What is an Echocardiogram?

An Echocardiogram, also known as an Echo, is an ultrasound scan of the heart which is used to assess both its structure and function and is carried out by specially trained Cardiac Physiologists. An Echo uses ultrasound waves to produce images of the heart on a screen; the same technology used for performing pregnancy scans on unborn babies. Your Echo Report will be produced by the Cardiac Physiologist and overseen by our Consultant Cardiologist Clinical Lead.

The Examination

Your examination will be performed with you lying on a couch, ideally, on your left-hand side. The Cardiac Physiologist will attach 3 self-adhesive electrodes to your chest and apply ultrasound gel to a device called a transducer. This sends and receives the harmless ultrasound waves. The gel allows the ultrasound beam to travel through your chest wall so that it is possible to see the heart.
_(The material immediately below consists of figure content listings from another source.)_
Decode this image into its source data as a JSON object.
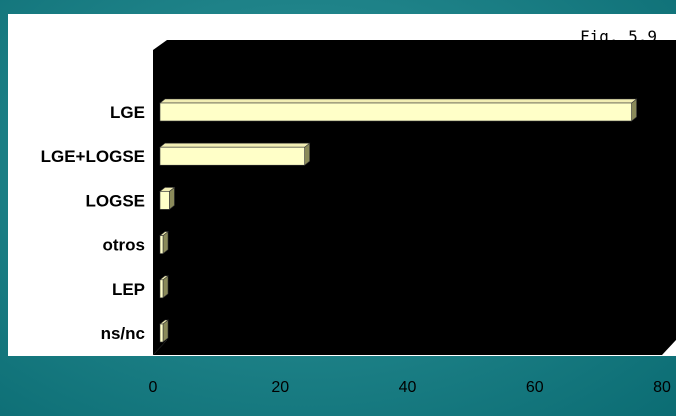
{
  "figure_label": "Fig. 5.9",
  "colors": {
    "background": "#1f8389",
    "plot_area": "#000000",
    "bar_front": "#ffffc8",
    "bar_top": "#f2eeb4",
    "bar_side": "#8a8a5a",
    "panel": "#ffffff"
  },
  "chart_data": {
    "type": "bar",
    "orientation": "horizontal",
    "style": "3d",
    "categories": [
      "LGE",
      "LGE+LOGSE",
      "LOGSE",
      "otros",
      "LEP",
      "ns/nc"
    ],
    "values": [
      75,
      23,
      1.5,
      0.3,
      0.3,
      0.3
    ],
    "xlim": [
      0,
      80
    ],
    "xticks": [
      "0",
      "20",
      "40",
      "60",
      "80"
    ],
    "grid": false,
    "legend": "none",
    "title": "",
    "xlabel": "",
    "ylabel": ""
  }
}
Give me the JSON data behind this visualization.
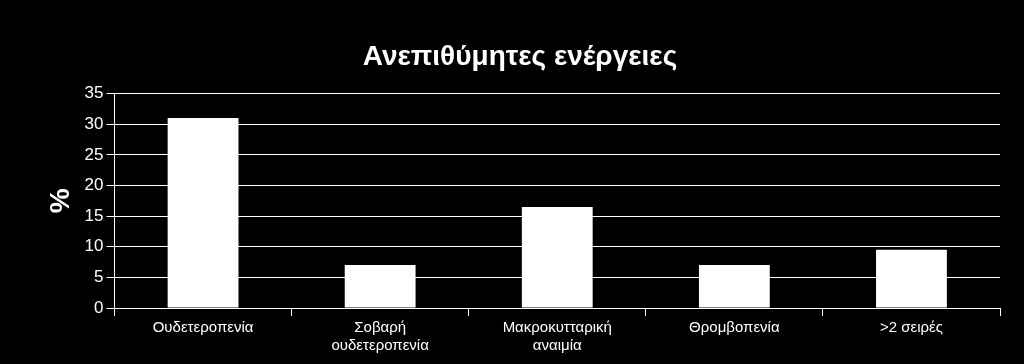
{
  "chart_data": {
    "type": "bar",
    "title": "Ανεπιθύμητες ενέργειες",
    "ylabel": "%",
    "categories": [
      "Ουδετεροπενία",
      "Σοβαρή ουδετεροπενία",
      "Μακροκυτταρική αναιμία",
      "Θρομβοπενία",
      ">2 σειρές"
    ],
    "values": [
      31,
      7,
      16.5,
      7,
      9.5
    ],
    "color": "#ffffff",
    "ylim": [
      0,
      35
    ],
    "yticks": [
      0,
      5,
      10,
      15,
      20,
      25,
      30,
      35
    ],
    "grid": "y",
    "legend": false
  }
}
The transducer will be pressed against your skin with a moderate pressure to facilitate the transmission of the ultrasound waves. This can be uncomfortable but should not be painful. The Cardiac Physiologist will acquire ultrasound images and audio recordings by moving the transducer around the chest, stomach and neck. During recording you may be asked to change position or hold your breath so that the best quality images can be obtained.

An echocardiogram will usually take between 15 and 30 minutes. In some circumstances, a more detailed scan may be needed which may take up to 40 minutes.

Are there any side effects?

No – an echocardiogram is generally painless and harmless. However, some patients may find it slightly uncomfortable due to the positioning of the probe on the chest.